Comparison with rapid antigen tests
Rapid antigen tests by lateral flow immunoassays can be used as point-of-care testing methods. They have been used for large-scale testing in clinics, hospitals, schools, testing centers, and nonmedical workplaces (23–26). The advantages of pooling molecular testing over rapid antigen tests include high sensitivity and the ability to detect pathogens for which rapid antigen tests are unavailable (e.g., at the early stage of the COVID-19 pandemic and future emerging pathogens). Our previous evaluation revealed that the LOD of the Fujirebio rapid antigen test was >1,000 fold greater than that of the three developed pooling systems (22). A retrospective study that analyzed >1 million subjects estimated the sensitivity of the Veritor rapid antigen test for asymptomatic individuals to be 38.5%‒84.2% compared with that of the RT-PCR assay (27). Theoretically, the frequent use of rapid antigen tests may be effective for controlling the spread of disease in a mass population (28). However, for individuals who are tested, it is very important to know their status accurately for early treatment and to prevent transmission to their neighbors. We believe that both rapid antigen tests and pooling molecular testing are screening test options and that a suitable approach can be selected depending on the following requirements and situations: disease prevalence, subject population, specimen types, testing capacity, turnaround time, analytical sensitivity, and reagent/equipment supply.

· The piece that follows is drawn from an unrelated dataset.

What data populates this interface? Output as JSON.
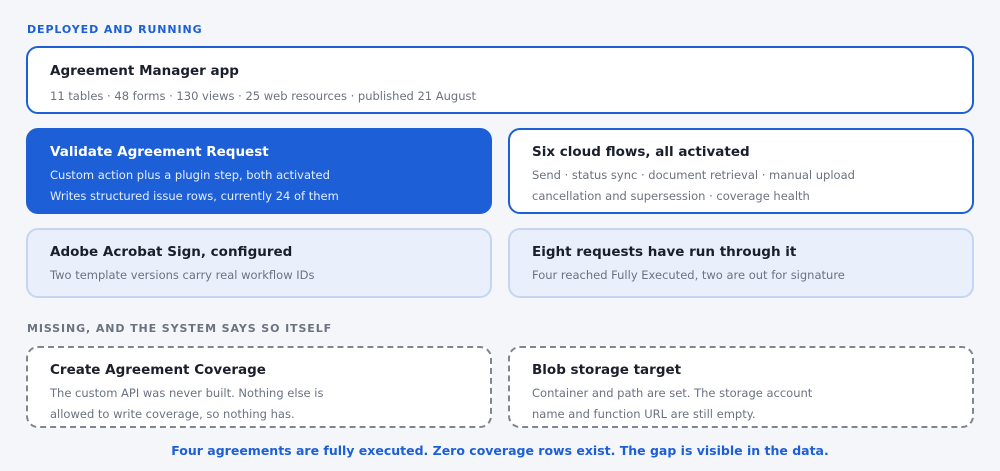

This study has several limitations. First, we used probit analysis to estimate the LODs because not all of the measurements around the LODs could be repeated 20 times for each pool/system size due to limitations in time, sample matrix, and funding. Second, pooled testing in the validation study was retrospectively performed using the samples tested with the reference assay. However, it is noted that most previous studies did not perform validation using clinical samples or performed using a limited number of samples. Third, in the validation study, different samples were used for each system, which made direct comparisons among the pooling systems impossible. Fourth, the validation study lacked validation by multiple investigators or in multiple locations, and samples were obtained from different clinical backgrounds. These factors might limit the generalizability of the findings to other laboratories and other patient populations. Fifth, we could not assess the clinical significance of false-negative samples by pooled testing due to a lack of clinical information. Sixth, we could not perform a comprehensive cost analysis including initial investment, maintenance, and operational costs over time. These costs could vary in different settings and regions.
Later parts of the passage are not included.